Creating a seating chart can be one of the least fun, and most chaotic tasks during wedding planning. You can’t outsource it, since your planner isn’t savvy on the tiff between Aunt June and Uncle Bob, or aware of the drama between your mommas, so it’s left to you and your soon-to-be-spouse. As a result, it’s usually a dreaded task for couples planning. Therefore, we’ve got some tips to help ease the task!
1. First, decide if you’re assigning seats, or just tables. This depends on a lot on your crowd and vibe. If you have a crowd with lots of family drama, assigning individual seats might be best. If you have a very formal wedding, assign seats. If you’re having a more relaxed wedding, or have a small to medium sized crowd, assigning tables is perfectly fine. If you’re thinking of skipping formal seating all together, think again. Large groups of people do well with direction, and skipping a seating chart means things move slower when guests enter the reception, people are confused, and your catering staff will have issues because people move chairs around, mixing up your table count. As a result, you definitely need some sort of seating guidance.

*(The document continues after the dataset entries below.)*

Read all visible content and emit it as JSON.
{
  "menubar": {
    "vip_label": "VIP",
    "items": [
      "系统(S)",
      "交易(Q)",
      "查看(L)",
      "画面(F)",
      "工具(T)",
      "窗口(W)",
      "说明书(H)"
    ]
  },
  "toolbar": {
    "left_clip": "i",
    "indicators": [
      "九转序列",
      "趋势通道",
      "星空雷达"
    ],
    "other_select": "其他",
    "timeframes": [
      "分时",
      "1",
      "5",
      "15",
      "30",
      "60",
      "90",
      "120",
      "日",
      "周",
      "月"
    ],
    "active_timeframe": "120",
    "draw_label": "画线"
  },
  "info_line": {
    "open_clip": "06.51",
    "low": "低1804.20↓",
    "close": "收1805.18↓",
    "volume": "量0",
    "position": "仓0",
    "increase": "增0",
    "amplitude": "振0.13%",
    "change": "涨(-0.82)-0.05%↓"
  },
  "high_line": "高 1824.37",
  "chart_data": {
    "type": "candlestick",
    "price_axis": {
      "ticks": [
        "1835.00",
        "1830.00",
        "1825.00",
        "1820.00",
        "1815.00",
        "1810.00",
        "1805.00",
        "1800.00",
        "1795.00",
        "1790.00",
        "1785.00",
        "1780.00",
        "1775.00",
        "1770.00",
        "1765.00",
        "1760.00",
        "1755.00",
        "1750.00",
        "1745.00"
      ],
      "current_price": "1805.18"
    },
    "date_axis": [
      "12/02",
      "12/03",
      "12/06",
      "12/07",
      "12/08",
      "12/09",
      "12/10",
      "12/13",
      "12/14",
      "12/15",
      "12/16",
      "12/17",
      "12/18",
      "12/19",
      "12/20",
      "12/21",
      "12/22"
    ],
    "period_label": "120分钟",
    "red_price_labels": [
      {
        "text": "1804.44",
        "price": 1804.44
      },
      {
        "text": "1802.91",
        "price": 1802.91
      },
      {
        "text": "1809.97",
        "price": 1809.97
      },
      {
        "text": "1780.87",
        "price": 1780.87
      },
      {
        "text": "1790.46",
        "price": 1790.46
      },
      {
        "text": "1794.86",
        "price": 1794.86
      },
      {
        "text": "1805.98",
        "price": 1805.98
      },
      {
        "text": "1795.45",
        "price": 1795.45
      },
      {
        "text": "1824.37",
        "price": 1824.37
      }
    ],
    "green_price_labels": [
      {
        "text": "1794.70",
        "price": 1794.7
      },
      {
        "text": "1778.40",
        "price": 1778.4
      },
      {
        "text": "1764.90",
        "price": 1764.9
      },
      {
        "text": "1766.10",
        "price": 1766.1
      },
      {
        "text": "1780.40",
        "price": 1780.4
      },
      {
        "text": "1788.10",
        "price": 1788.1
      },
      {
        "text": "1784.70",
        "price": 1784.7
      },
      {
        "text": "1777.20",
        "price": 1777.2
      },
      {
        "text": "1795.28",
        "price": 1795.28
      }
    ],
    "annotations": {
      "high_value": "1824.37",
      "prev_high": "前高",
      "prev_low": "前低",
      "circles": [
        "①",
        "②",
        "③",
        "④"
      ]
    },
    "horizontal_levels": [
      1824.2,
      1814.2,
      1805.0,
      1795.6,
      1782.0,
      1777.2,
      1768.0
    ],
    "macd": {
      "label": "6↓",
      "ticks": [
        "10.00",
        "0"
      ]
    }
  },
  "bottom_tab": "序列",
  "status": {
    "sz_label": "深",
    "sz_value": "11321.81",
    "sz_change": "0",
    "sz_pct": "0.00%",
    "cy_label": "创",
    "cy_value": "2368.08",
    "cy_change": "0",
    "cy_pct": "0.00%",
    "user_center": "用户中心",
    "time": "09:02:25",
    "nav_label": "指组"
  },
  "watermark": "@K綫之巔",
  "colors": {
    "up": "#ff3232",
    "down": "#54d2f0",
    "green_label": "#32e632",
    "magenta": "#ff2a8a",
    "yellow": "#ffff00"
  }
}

2. Figure out how many people per table, and how many tables. 5 or 6 foot round tables will fit 8-10 people, accordingly, depending on chair size and if they have armrests, while an 8 foot banquet table (the long, rectangular kind) will seat 4 people on each side, plus 2 on the short sides.
3. Grab some sticky notes and a pencil. Almost all of your work will be doing this part. Make each sticky note a ‘table’. After you number all the ‘tables’, lightly pencil in names at each table. Then, as you work your way down your guest list, change your mind or make mistakes, you can erase and re-add names.
4. Sweetheart table or head table? A sweetheart table is just you and your spouse, and is more intimate. A head table seats your entire bridal party. So, you have to decide which you’re having, so you know if you need to seat your bridal party elsewhere.
5. Work your way out, from the closest to farthest. The tables closets to your sweetheart or head table should be for your VIPs– family, bridal party and anyone going a speech. The second grouping of tables should be for important people and loved ones. The tables farthest from you should be people like coworkers, long lost cousins or children.
6. Be mindful of the rest of the layout. Finally, don’t put a table with your great great grandmother next to the DJ speakers, or a table full of children right in front of the bar. Make sure you consider the overall reception layout when assigning and arranging tables.